Recently a friend of mine approached me with a weird question: how to install Windows on a machine without a CD or Floppy drive. I was intrigued. The obvious question here was “why?” It turned out that he just ordered himself one of those Dell Mini notebooks. Naturally, like every living being on planet Earth my friend hates Windows Vista with a passion and as a result he didn’t really feel like paying a Vista tax. So he opted for the Ubuntu version with the intention of installing his copy of Windows XP on the machine. But while he was in the cost saving mode, he also decided not to purchase the optional external CD drive.
Oops… That CD drive was sort of there for a reason. He realized that after it was too late to do anything. So now he basically wanted to know if it’s possible to install XP from a USB thumb drive. Can it be done? Apparently, yes it can. All you need to do, is google for it.
But at the time we were having this conversation I gave him a benefit of the doubt and assumed he already did search it online, and came up empty. And since I didn’t know the solution of the top of my head, I got a crazy idea.
“Why don’t you just keep Ubuntu?” I asked him.
I mean, it’s a Dell Mini with a 16GB solid state drive and a tiny ass screen – he is definitely not going to use that machine for gaming, photoshop or other Windows centric stuff like that. The machine will likely be used as a hardware extension of a web browser. The OS is mostly an overhead on a machine like that.
Now, I’m not a linux evangelist. I don’t go around telling people to switch to Linux. I honestly can’t do that anymore because I know that my experience with the OS is irrelevant. I am a computer geek a software developer and linux enthusiast. This makes so far removed from the general population, that I can hardly relate to your average Windows user.

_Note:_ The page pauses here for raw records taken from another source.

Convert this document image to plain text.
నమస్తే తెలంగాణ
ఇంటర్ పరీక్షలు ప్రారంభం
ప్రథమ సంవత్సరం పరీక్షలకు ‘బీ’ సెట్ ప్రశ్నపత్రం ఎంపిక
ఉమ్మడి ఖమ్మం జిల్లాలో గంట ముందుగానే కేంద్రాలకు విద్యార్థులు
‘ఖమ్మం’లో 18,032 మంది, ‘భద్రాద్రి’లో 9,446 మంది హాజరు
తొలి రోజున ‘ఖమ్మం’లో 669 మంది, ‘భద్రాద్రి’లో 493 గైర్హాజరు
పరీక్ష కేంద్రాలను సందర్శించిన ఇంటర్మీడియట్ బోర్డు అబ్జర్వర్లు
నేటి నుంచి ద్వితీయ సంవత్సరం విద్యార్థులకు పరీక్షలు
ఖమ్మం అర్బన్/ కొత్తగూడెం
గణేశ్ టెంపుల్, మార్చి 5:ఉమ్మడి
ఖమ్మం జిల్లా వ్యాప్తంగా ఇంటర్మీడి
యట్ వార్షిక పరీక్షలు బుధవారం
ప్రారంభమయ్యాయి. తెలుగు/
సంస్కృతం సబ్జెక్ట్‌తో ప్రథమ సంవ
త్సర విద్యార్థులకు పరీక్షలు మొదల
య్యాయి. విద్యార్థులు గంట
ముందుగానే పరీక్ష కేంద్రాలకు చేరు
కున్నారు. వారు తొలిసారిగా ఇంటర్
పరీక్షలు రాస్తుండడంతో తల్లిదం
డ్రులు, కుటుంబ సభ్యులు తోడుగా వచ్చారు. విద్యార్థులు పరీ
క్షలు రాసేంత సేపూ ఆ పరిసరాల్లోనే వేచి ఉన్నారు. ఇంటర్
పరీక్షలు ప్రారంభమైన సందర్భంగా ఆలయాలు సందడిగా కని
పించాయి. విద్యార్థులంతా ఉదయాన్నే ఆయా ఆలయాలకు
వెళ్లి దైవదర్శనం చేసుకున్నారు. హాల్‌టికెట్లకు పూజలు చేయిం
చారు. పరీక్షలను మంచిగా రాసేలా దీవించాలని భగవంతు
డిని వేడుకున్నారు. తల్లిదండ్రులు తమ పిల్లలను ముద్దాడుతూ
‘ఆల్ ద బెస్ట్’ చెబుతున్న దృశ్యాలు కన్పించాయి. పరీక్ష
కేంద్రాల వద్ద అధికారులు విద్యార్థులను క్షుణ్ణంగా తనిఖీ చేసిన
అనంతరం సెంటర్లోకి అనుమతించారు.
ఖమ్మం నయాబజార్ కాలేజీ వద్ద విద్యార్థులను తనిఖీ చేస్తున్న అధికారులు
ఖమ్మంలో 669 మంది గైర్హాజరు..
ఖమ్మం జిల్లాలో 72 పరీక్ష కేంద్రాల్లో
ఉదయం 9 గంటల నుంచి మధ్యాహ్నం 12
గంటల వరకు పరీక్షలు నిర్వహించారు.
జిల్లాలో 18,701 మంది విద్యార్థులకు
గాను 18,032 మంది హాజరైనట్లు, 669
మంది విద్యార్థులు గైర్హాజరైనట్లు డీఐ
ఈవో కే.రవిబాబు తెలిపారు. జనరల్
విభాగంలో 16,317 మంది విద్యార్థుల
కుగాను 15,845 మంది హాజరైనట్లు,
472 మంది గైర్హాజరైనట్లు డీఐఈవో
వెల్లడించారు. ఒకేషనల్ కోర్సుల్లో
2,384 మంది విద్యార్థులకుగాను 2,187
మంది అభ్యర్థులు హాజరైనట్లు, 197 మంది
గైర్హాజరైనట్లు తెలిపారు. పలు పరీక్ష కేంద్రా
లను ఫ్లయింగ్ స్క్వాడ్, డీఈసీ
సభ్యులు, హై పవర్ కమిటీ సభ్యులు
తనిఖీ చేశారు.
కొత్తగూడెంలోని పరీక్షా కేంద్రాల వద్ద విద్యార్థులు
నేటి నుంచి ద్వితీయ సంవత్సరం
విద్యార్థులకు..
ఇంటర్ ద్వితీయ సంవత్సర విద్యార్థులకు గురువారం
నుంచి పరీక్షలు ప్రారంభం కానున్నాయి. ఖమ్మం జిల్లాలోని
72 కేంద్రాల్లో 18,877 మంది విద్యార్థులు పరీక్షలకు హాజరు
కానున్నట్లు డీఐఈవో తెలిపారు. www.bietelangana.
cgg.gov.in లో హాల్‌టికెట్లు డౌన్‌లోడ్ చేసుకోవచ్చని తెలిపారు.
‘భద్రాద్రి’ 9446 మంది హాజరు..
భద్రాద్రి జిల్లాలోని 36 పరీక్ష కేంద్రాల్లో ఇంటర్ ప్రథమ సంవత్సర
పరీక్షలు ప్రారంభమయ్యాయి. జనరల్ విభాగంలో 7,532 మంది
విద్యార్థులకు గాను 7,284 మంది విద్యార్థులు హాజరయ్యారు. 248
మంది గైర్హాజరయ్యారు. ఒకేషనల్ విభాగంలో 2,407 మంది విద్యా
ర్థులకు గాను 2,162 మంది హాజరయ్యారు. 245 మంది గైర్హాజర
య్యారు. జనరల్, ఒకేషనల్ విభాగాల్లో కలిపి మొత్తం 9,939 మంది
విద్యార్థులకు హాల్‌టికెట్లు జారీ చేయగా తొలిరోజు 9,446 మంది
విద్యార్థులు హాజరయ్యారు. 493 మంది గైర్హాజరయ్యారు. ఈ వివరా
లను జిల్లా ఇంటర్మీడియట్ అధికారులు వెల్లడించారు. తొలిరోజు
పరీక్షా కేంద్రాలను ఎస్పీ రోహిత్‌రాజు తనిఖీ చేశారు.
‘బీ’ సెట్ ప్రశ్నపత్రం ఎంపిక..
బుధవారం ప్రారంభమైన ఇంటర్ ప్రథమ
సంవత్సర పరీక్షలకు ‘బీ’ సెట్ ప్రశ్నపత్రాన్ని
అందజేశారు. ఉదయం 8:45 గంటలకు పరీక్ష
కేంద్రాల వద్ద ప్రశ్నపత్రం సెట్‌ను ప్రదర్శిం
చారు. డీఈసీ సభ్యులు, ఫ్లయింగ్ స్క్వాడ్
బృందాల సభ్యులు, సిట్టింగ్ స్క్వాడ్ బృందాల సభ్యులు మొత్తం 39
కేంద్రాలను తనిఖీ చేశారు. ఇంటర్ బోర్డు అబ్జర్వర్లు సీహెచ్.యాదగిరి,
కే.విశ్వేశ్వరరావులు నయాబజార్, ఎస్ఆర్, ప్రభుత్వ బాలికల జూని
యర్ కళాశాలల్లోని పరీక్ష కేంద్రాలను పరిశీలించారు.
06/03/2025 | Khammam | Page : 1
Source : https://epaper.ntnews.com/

Nevertheless I did my best to give him a quick pitch on how the OS will be mostly irrelevant on that machine. And it will run most of his favorite apps – like firefox for example.
“Will it run Chrome?” he demanded.
Of course it will run chrome. Then again last time I used Linux version of Chrome Flash didn’t work yet, but they fucking update it daily. I quickly launched my copy of the browser to check, and lo – it was running flash quite flawlessly now.
My friend was not fully convinced yet. He started asking me about opening Word documents so I pulled up Open Office and illustrated how it works. Then I quickly downloaded and burned him a copy of the Gnome based Jaunty to show him what the OS that ships with his Mini will look like (I’m running Kubuntu on my laptop, and it looks quite different).
I booted it on his laptop, and he was blown away when he realized you can actually run a fully functional OS from the CD like that.
“But how can it do that?”
Well, because it’s really not that impressive. I mean, it doesn’t really matter whether your OS binaries are on the HD or on some other media. You have to load them into memory before they get executed anyway – so where they are originally is irrelevant. There is really no reason why Windows couldn’t have a Live CD version. In fact, you can easily make one with BartPE.
He was also enamored with virtual desktops. “It’s like tabs for your desktop” he said. I never thought about them like that, but yes – that’s a valid analogy. That’s technically how these things work.
He was also amazed on how many “features” were included in the OS itself. I had to explain that most of the applications he saw there were really stand alone open source projects – but by virtue of being free software they could be included in the free OS.
To make this long story short, my friend decided to keep Ubuntu on that machine – at least for now. In fact, he said he might replace it with the Notebook Remix version he found online so he can be running Jaunty (the Dell ships with Intrepid if I’m not mistaken). I told him that if he tries Ubuntu can’t deal with it, I’ll be happy to help him with the XP installation hack. He nodded, but I’ve seen that gleam in his eye that told me it won’t be needed. I think our little community might have a brand new member.
Now, I’m fairly sure my friend will continue using Windows. I didn’t “convert” him and made him into an exclusive Linux user. But he will give Ubuntu a try, and hopefully will like it becoming an OS agnostic nut bag like me. And that’s more than I could ever ask for.
We really don’t need to convert people, or try to ween them off of Windows. All we need to do is to show them the alternatives and find places in which they work well – like mini notebooks for example. This will have far reaching effects. For one, they will no longer automatically assume that OS == Windows. They will see that there are different operating systems that can be used for different purposes. Secondly, they will be now able to call MS on their bullshit as they will see that things can be done differently in the open source world. Thirdly… Well, they will be using linux. The more of us are there, the better. I don’t care if he still uses Windows on the other machine – he still counts as one of us.